Max did all the questions correct and Anna did all question from first course (half are incorrect) and half from second course (all correct)
I need a query with sudents names, perecentage of finished courses, percentage of correct answers of those courses which they did (not all courses) and possibility to order students by those percentages. Something like this:
name | completed courses | completed questions
______________________________________________
Max |100% |100%
Anna |100% |50%
Joe |50% |50%
Marry |0% |0%
Is something like this even possible? Do I need more rows in tables for this query?
解決
I think this should be what you need:
SELECT
users.name,
CONCAT(COUNT(
DISTINCT CASE
WHEN cours_invitations.status = 1 THEN
cours_invitations.id
ELSE
NULL
END
) / COUNT(
DISTINCT cours_invitations.id
) * 100, '%') AS completed_courses,
CONCAT(COUNT(
DISTINCT CASE
WHEN courses_stats.status = 1 THEN
courses_stats.id
ELSE
NULL
END
) / COUNT(DISTINCT questions.id) * 100, '%') AS completed_questions
FROM
users
LEFT JOIN cours_invitations ON cours_invitations.user_id = users.id
LEFT JOIN questions ON cours_invitations.cours_id = questions.cours_id
AND cours_invitations.status = 1
LEFT JOIN courses_stats ON users.id = courses_stats.user_id
GROUP BY
users.id
ORDER BY
completed_courses DESC,
completed_questions DESC
As a question back to you, why are the table names called cours_*
rather than course_*
?
他のヒント
Here you can find with table schemas and sample data, and result of query. MichaelRushton has perfect answer but course_stats has to be LEFT join I think. Because if student has cours_invitations but no course_stats, that query will not return that user.
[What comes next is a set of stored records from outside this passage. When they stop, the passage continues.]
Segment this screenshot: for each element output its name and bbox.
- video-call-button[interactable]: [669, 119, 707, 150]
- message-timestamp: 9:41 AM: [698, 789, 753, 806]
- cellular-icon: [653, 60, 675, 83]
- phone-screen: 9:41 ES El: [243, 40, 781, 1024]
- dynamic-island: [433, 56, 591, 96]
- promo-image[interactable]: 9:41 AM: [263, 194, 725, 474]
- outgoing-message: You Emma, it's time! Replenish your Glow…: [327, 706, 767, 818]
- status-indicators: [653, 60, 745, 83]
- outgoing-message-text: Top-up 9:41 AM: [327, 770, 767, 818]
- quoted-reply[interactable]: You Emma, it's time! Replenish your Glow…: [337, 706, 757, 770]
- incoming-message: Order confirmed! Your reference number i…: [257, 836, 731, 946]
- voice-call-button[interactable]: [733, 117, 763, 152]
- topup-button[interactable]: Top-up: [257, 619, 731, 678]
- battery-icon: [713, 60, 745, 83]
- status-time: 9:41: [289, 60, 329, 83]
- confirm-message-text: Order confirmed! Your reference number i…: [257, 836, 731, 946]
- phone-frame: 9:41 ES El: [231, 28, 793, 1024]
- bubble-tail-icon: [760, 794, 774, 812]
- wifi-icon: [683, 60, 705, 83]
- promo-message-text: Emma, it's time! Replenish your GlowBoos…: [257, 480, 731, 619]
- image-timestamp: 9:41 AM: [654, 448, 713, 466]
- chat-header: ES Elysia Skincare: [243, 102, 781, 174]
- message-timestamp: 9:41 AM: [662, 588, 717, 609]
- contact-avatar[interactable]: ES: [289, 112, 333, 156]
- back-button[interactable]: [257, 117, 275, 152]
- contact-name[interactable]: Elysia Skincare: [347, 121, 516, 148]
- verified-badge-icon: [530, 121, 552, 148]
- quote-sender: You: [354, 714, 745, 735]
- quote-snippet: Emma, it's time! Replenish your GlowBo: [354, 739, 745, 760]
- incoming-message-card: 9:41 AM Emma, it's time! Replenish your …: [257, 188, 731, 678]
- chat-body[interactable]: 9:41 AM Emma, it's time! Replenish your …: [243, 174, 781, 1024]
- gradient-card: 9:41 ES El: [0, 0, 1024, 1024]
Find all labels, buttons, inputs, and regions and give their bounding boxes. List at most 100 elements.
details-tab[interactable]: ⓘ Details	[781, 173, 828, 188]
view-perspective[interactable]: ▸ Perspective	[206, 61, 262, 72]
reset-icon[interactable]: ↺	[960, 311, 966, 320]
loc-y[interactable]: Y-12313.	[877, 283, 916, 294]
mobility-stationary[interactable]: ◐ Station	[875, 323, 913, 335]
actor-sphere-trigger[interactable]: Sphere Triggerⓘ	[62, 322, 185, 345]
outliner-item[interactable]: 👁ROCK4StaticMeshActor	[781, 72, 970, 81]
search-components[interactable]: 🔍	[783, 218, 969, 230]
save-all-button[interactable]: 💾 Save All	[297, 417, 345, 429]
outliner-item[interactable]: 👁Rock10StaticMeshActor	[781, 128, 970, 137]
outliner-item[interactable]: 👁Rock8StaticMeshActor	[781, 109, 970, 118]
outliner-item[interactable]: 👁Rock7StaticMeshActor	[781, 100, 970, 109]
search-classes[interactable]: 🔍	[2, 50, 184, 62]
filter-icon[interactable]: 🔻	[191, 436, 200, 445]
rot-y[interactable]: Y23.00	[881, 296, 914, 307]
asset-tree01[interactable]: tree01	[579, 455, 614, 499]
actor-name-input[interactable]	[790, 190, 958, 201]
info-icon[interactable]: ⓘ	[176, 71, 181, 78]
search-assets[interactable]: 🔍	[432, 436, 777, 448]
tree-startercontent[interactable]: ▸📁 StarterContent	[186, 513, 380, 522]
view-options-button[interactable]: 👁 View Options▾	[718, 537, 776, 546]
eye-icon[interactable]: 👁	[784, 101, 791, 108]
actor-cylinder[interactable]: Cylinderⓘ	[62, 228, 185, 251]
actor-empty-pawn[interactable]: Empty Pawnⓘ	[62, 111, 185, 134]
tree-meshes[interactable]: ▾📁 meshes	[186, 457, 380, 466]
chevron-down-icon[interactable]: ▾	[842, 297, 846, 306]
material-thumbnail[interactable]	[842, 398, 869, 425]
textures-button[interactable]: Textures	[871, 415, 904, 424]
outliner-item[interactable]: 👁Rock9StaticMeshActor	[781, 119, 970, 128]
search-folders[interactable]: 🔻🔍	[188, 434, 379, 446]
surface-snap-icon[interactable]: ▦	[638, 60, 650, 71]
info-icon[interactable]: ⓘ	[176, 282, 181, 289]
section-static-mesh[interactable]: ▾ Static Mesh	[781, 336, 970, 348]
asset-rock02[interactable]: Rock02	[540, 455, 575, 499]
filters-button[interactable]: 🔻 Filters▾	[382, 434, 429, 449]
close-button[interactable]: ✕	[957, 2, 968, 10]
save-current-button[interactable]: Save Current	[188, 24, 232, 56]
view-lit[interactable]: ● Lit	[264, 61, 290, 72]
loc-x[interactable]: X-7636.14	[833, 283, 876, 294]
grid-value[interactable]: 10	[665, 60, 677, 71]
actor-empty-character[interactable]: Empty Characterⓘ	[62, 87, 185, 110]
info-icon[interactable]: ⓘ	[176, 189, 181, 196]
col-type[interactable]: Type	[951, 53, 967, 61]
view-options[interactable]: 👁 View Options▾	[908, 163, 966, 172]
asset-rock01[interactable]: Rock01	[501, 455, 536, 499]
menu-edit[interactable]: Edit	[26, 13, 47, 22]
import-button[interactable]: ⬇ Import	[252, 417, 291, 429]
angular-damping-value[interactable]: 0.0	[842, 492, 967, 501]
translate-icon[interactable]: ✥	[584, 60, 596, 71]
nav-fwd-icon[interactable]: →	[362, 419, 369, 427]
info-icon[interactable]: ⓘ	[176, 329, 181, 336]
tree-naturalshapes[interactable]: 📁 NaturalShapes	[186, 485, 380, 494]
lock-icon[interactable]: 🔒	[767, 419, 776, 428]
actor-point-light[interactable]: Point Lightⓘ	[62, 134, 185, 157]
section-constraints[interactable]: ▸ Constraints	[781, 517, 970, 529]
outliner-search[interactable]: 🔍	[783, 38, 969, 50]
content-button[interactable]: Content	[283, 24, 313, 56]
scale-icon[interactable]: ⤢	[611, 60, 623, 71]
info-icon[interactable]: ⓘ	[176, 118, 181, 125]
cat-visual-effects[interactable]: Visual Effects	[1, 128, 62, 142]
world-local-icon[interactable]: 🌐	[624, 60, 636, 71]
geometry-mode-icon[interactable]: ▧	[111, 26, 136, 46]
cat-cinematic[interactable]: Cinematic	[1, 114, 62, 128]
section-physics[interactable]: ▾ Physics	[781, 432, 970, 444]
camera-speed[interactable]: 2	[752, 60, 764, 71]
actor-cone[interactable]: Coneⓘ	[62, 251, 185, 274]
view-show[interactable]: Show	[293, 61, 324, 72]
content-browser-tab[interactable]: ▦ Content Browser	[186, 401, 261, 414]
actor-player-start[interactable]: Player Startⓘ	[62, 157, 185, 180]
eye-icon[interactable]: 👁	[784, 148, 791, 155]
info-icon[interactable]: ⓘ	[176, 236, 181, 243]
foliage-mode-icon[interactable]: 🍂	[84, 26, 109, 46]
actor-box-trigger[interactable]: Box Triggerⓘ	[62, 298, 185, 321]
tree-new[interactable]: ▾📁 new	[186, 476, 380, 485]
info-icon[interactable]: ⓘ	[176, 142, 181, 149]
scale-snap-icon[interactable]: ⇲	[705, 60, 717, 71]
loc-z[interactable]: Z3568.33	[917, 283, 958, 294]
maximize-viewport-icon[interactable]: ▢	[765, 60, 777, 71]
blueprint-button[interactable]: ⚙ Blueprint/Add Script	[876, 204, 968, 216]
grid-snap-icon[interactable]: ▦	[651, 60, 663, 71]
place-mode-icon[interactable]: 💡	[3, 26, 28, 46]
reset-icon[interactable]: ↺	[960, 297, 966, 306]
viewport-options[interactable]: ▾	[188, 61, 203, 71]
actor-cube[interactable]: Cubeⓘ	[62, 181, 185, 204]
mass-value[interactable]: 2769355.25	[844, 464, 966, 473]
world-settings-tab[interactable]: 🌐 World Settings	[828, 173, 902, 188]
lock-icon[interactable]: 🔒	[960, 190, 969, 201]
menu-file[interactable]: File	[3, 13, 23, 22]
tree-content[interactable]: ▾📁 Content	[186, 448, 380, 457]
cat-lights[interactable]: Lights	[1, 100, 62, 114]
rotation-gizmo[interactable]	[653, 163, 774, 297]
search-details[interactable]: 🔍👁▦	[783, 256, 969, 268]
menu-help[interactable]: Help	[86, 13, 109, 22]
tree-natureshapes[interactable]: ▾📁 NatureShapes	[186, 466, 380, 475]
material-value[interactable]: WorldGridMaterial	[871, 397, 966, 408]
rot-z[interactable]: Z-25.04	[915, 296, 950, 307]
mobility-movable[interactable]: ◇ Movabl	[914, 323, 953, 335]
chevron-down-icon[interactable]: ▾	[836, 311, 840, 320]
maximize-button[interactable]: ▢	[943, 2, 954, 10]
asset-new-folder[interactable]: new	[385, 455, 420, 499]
http://sqlfiddle.com/#!2/019dc/1
SELECT
users.name,
COUNT(
DISTINCT CASE
WHEN course_invitations.status = 1 THEN
course_invitations.id
ELSE
NULL
END
) / COUNT(
DISTINCT course_invitations.id
) * 100 AS completed_courses,
COUNT(
DISTINCT CASE
WHEN courses_stats.status = 1 THEN
courses_stats.id
ELSE
NULL
END
) / COUNT(DISTINCT questions.id) * 100 AS completed_questions
FROM users
INNER JOIN course_invitations ON course_invitations.user_id = users.id
INNER JOIN questions ON course_invitations.cours_id = questions.cours_id
LEFT JOIN courses_stats ON users.id = courses_stats.user_id
GROUP BY
users.id
Result:
NAME COMPLETED_COURSES COMPLETED_QUESTIONS
Joe 50 25
Marry 0 100
Max 100 0
Anna 100 50
I guess you meant "percentage of correct answers". OK, with clever using of count(distinct if(..))
construct you can avoid complex subqueries with different group-by clauses. For example, this code
count(distinct if(cours_invitations.status and courses_stats.status,
NULL, questions.id))
counts the number of (distinct) questions where the condition cours_invitations.status and courses_stats.status
is met. Using this trick, the whole query is as simple and elegant as this:
select users.name,
count(distinct if(cours_invitations.status,
NULL,
cours_invitations.cours_id))
/ count(distinct cours_invitations.cours_id)
* 100 as courses_completed,
count(distinct if(cours_invitations.status and courses_stats.status,
NULL,
questions.id))
/ count(distinct if(cours_invitations.status,
NULL,
questions.id))
* 100 as correct_answers
from users
left join cours_invitations on users.id = cours_invitations.user_id
left join questions using (cours_id)
left join courses_stats on users.id = courses_stats.user_id
and questions.id = courses_stats.question_id
group by users.id
order by correct_answers
I recommend to add the percentage sign outside mysql as it is much more elegant there, it would add uneccessary complexity to mysql query.